GlaxoSmithKline Plc (NYSE:GSK) To Offer Warranty On Strimvelis For Bubble Boy Disease

GlaxoSmithKline Plc (NYSE:GSK) To Offer Warranty On Strimvelis For Bubble Boy Disease

GlaxoSmithKline Plc (NYSE:GSK) has acquired European commercialization rights for one of the most expensive drugs in history. Strimvelis is the gene therapy for a rare medical condition dubbed ‘bubble boy disease.’ Given that the onetime treatment goes for a staggering $665,000, the drug maker plans to offer a money-back guarantee.

Strimvelis Warranty

According to the deal, the drug will have to deliver the desired impact or else a certain amount will be returned to patients upon administering the treatment. As it stands, Strimvelis is the first drug to come with a warranty, which understandably makes sense given its price tag. Money back guarantees on drugs are a common phenomenon in Italy, regulators having collected $220 million from 90 drugs last year alone.

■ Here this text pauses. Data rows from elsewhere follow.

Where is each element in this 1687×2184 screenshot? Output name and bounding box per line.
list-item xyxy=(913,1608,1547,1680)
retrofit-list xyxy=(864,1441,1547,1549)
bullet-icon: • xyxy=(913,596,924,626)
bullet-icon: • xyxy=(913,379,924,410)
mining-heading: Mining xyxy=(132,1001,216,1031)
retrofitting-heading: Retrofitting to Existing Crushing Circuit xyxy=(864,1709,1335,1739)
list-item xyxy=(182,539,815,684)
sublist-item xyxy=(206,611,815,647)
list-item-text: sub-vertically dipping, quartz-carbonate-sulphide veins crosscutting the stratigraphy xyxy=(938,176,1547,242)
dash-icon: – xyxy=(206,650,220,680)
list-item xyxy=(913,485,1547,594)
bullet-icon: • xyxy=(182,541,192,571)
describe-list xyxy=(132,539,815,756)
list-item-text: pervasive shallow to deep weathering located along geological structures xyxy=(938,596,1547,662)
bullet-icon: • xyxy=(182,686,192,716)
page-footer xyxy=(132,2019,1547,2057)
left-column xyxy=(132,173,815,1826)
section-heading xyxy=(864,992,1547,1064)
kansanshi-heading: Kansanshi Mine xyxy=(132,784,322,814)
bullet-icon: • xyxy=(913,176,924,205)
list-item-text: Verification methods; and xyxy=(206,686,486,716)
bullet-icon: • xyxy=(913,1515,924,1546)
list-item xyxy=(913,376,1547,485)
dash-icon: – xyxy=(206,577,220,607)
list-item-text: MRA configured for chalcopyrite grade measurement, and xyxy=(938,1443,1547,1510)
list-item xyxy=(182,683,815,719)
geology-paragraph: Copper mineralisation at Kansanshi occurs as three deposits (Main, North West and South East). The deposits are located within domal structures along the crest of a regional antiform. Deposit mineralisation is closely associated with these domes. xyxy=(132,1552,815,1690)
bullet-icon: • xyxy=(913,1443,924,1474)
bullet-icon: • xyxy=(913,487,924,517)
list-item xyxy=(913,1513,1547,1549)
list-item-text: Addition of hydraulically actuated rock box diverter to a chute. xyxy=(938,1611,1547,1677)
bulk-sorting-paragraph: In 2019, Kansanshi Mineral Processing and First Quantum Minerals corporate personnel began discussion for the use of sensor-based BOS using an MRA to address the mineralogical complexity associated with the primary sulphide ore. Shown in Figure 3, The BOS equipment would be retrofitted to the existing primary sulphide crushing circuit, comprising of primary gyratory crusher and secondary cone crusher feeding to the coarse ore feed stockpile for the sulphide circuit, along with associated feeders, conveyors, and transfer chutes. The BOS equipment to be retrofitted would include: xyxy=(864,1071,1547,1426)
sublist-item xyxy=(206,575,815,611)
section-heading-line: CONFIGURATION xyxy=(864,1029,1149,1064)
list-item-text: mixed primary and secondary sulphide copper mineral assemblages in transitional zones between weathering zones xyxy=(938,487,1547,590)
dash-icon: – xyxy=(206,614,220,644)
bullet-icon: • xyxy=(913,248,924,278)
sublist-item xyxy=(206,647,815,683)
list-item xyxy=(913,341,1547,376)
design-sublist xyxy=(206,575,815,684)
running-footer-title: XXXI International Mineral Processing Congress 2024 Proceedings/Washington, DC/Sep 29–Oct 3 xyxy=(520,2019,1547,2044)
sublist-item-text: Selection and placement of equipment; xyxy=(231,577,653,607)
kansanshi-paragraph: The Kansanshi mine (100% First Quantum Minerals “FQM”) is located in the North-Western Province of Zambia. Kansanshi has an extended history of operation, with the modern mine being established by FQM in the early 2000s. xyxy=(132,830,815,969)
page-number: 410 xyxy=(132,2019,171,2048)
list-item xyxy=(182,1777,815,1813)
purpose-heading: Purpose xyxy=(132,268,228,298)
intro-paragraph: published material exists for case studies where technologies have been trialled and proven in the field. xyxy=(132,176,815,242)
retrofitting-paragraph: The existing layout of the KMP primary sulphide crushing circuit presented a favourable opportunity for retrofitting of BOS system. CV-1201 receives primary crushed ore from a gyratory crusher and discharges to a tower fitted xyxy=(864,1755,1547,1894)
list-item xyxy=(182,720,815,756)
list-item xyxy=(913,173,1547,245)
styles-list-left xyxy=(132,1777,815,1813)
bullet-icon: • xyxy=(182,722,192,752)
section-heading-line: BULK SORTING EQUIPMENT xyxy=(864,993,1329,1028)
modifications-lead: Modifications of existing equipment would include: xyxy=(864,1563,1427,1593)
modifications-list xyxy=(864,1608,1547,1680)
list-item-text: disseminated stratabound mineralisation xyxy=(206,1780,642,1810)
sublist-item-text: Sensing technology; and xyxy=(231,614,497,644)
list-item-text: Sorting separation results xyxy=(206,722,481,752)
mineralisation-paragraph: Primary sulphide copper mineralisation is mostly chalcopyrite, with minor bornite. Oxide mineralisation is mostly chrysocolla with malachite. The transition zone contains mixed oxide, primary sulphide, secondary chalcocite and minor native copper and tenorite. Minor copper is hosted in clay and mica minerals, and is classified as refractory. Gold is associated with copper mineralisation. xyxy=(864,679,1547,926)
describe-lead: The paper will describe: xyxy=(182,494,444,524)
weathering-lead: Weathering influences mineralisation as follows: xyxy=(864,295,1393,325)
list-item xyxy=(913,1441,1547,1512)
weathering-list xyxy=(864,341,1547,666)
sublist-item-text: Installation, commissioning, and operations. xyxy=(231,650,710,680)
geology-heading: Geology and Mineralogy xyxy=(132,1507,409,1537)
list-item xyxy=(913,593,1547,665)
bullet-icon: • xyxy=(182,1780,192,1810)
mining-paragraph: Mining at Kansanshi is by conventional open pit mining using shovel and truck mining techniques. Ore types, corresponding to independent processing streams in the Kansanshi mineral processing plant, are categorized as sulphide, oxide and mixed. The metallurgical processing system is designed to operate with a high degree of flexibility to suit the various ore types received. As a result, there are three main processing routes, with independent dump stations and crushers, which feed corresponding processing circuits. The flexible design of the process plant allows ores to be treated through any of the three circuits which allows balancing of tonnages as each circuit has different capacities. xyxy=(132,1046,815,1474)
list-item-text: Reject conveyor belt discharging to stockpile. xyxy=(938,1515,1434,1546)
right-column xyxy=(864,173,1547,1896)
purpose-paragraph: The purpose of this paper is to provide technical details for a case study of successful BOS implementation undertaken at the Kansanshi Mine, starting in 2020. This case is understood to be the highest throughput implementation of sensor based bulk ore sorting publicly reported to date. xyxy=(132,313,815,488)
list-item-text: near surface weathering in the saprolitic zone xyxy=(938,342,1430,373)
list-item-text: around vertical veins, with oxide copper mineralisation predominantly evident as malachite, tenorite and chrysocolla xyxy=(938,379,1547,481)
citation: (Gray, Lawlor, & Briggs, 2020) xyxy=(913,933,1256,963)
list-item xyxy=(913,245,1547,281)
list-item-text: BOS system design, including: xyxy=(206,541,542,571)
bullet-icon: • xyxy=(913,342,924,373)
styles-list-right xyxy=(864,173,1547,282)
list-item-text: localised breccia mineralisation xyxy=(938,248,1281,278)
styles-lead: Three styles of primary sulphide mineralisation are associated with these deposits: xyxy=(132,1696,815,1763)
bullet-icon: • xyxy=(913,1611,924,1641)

Approved in Europe early this year, the drug is designed to deliver a missing gene to the bone marrow of children with ADA-SCID. The conditions, which can be fatal, is known to reduce the ability of patients to fight infections.

GlaxoSmithKline is to offer the drug only in Milan, a move that would require patients to travel from all over Europe to access it. Some of the pricing models already proposed for the drug include staggered payments over a period of years.

 Cheaper Option

Even though at $665,000 Strimvelis appears to be very expensive, it is relatively cheap compared to other gene therapies available. Costs for a bone marrow transplant from another person can reach highs of $1 million for the treatment of ADA-SCID. Enzyme injections, on the other hand, cost as much as $250,000 a year and must be continued.

The fact GlaxoSmithKline and Italy reached a price tag of below the $1 million mark for Strimvelis came as a surprise to many in the industry. In the near term, the drug maker will not be able to make a sizeable return from the drug given that it only expects an average of eight patients a year. However, there is hope that an entire platform will crop up from the drug to target other conditions thereby offering greater commercial opportunities in the long run.